Reducing the middle man
The California Medical Association, which backs the MLR requirement, has been outspoken about the need to limit health plan profit and maximizing direct medical care dollars.

David Ford, associate director of medical and regulatory policy at the California Medical Association, says "overburdensome" healthcare administration costs are one of the biggest challenges physicians and patients face. This "proliferation of the middle man" creates billions annually on health plan administration and profit, he says.

"What we're really hoping to do is squeeze the dollars out of administration and squeeze the dollars out of profits [and put that money into direct medical care]," says Ford.

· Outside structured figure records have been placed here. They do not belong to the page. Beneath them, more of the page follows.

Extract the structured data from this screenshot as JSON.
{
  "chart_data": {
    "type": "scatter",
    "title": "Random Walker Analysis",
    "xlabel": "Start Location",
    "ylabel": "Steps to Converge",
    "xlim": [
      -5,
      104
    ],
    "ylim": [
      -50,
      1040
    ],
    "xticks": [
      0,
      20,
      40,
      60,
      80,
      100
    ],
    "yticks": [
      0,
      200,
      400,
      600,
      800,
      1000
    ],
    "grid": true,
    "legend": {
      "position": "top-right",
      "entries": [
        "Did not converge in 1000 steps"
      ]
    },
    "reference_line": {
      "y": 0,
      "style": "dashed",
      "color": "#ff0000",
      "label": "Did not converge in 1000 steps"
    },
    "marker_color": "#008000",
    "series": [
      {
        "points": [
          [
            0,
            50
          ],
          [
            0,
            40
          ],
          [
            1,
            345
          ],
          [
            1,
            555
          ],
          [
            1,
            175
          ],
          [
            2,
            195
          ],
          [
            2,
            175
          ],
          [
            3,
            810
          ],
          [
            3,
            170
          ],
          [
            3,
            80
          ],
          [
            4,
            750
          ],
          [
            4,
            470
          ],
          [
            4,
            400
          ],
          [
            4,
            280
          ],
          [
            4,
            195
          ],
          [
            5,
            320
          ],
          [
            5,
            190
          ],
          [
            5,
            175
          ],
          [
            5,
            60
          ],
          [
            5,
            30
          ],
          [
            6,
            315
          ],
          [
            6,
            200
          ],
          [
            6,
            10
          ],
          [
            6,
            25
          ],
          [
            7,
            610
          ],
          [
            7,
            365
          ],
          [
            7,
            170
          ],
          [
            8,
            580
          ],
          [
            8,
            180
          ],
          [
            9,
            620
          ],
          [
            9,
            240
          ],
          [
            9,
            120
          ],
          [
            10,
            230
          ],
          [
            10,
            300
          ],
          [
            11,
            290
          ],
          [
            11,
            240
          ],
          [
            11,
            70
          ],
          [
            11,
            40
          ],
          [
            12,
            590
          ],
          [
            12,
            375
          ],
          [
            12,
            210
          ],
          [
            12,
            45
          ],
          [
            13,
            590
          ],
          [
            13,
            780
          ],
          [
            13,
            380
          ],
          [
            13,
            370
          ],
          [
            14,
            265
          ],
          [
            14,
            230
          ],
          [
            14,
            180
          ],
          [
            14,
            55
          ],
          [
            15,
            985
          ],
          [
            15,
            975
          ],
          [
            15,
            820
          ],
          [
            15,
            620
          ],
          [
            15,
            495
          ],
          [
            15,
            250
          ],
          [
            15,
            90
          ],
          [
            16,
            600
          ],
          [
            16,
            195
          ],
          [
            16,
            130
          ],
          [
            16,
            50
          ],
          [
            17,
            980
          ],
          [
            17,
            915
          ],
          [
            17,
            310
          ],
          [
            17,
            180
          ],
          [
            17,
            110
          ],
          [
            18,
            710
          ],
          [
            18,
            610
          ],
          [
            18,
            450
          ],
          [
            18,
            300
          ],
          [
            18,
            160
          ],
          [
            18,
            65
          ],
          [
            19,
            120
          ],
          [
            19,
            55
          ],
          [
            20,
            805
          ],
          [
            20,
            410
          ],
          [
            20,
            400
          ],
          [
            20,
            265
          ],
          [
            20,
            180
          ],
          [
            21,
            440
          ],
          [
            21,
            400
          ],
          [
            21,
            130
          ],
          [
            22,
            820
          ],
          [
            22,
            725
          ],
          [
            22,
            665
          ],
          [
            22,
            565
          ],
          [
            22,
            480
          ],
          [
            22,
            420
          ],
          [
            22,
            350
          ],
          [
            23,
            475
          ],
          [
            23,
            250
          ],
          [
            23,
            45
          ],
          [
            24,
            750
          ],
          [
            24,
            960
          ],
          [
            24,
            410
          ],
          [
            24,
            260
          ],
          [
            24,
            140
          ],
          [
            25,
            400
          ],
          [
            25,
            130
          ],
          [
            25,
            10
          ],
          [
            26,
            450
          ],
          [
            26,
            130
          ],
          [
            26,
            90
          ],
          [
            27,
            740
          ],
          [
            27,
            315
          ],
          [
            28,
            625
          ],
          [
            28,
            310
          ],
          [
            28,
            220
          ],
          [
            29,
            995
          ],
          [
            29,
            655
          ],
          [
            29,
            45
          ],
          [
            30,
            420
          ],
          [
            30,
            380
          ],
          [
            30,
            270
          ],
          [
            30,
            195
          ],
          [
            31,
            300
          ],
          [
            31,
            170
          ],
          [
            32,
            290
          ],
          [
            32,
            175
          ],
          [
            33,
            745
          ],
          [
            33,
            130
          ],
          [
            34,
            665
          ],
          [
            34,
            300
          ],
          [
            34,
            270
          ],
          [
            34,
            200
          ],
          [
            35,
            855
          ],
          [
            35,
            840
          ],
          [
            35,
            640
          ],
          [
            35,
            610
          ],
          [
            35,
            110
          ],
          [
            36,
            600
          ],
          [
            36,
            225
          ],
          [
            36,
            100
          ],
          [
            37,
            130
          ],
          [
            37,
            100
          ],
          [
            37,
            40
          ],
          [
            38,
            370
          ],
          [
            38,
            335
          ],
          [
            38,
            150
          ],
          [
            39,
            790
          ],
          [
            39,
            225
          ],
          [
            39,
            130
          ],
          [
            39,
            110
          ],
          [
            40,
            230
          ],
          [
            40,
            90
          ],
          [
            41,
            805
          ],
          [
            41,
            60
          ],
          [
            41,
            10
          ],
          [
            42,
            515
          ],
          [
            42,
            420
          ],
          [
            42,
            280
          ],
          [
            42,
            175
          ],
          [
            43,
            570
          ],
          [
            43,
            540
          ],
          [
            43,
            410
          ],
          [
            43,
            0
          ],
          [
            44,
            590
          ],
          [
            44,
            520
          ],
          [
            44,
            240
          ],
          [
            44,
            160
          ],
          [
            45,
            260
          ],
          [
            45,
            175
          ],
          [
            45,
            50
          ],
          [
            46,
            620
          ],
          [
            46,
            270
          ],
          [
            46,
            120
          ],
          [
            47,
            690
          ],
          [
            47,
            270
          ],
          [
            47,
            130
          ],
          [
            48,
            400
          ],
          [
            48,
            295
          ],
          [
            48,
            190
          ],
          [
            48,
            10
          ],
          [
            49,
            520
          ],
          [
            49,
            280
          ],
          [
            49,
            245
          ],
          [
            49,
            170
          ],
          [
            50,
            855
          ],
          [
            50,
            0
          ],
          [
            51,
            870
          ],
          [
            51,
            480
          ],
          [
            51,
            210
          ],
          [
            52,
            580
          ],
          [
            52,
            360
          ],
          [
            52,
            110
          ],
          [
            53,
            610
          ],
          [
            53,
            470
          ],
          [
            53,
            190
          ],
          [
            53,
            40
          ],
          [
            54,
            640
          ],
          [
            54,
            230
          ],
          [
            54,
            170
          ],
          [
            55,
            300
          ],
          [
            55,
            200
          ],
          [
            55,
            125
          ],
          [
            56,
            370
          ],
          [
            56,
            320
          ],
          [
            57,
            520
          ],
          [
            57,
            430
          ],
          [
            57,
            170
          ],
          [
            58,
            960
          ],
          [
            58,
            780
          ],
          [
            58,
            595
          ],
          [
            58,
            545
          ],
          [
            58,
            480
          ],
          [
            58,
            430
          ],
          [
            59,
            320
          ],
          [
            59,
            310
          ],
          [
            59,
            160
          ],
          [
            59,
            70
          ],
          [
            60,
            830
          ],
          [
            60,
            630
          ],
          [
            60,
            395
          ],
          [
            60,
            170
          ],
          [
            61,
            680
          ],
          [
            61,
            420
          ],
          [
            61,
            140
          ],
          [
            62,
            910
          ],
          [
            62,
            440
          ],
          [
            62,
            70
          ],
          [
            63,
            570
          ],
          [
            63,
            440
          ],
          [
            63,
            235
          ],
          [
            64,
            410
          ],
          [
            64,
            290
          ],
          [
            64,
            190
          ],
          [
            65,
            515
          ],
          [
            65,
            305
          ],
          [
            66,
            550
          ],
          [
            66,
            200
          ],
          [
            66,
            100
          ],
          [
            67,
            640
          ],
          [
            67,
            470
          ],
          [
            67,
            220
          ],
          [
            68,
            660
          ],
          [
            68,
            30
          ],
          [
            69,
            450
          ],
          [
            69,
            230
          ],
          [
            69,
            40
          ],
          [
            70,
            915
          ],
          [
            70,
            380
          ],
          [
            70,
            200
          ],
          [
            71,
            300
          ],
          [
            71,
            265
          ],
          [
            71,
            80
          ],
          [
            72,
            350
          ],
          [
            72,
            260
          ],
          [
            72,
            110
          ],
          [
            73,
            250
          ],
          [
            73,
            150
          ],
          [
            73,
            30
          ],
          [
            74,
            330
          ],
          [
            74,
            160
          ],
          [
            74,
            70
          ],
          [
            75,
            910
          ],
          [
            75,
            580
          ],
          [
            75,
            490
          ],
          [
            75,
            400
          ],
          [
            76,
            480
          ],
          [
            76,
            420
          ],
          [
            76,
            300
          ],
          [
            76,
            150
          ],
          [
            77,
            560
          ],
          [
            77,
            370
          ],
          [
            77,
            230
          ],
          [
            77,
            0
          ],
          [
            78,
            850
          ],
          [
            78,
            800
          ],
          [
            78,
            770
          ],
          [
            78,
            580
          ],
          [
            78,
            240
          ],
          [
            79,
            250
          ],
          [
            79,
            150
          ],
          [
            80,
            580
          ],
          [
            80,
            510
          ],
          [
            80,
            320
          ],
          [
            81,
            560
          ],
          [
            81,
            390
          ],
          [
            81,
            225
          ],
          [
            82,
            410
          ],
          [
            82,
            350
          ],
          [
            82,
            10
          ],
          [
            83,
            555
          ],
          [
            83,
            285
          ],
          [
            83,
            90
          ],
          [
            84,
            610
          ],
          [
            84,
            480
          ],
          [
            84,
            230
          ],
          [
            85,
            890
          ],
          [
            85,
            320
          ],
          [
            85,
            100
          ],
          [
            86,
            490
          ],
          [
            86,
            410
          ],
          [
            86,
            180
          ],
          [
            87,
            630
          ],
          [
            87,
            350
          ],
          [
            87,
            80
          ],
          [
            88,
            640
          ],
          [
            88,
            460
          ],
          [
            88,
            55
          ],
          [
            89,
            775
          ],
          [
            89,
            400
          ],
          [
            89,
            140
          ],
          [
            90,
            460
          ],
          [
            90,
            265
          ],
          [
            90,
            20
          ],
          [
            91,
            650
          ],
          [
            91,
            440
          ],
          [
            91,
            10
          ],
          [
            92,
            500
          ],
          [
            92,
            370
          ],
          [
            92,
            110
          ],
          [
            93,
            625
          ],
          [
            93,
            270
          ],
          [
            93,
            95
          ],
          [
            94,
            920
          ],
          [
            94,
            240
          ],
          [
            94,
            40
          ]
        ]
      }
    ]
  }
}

Ford says California's seven largest health plans have lost members since 2002, but have seen their profits rise from $726 million in 2002 to $4.3 billion in 2007.

Countering CMA's claims, health insurance leaders say MLR requirements do not improve medical care or reduce costs. MLR is not a fair way to gauge a plan's quality, says Elizabeth Hall, vice president of public policy at health insurer WellPoint.

"Medical loss ratios are metrics that bear little relationship to the quality of a health insurance product and should not be used by consumers as an indicator of value or access to care," she says. In fact, states that have implemented MLR limits have not seen their costs decrease, and healthcare costs are similar to the states without the requirement, according to a California HealthCare Foundation issue brief from November 2008.

Administration definition
Before policymakers can even tackle the issue of MLR, they have to first consider: What is an administration cost?

Administration costs are nonmedical care programs that can include disease management, care coordination, health information technology, and customer service. Limiting MLR would force health insurers to cut those types of services and improvements, according to Alan Katz, blogger and past president of the California Association of Health Underwriters and National Association of Health Underwriters in Los Angeles. The right MLR level depends on the plan type: individual/small group vs. large group, PPOs vs. HMOs, and for-profits vs. nonprofits. If policymakers create MLR limits, health insurers say they need to take into account the plan differences. Keeping a PPO to an 85% MLR, for example, is easier than individual or small group plans that require greater marketing and customer services.

Unintended consequences
Katz says limiting MLR can have disastrous effects—especially in difficult economic times. If California had the 85% MLR over the past year, health insurers would have needed to increase premiums by a larger margin, lay off employees, and drop costly plans, creating more uninsured. Instead, insurers were able to use their reserves to offset the sputtering economy, says Katz.

Rather than focus on health insurance administration costs, Katz suggests tackling quality medical care and reducing inefficiencies. Any attempt to legislate MLR is "misdirected reform" and will fail because it ignores the real cost driver, he says.

"I personally believe that reformers should be spending their attention on how do we get rid of waste and misspending in the medical system . . . [and] get everyone focused on the value of care delivered," says Katz.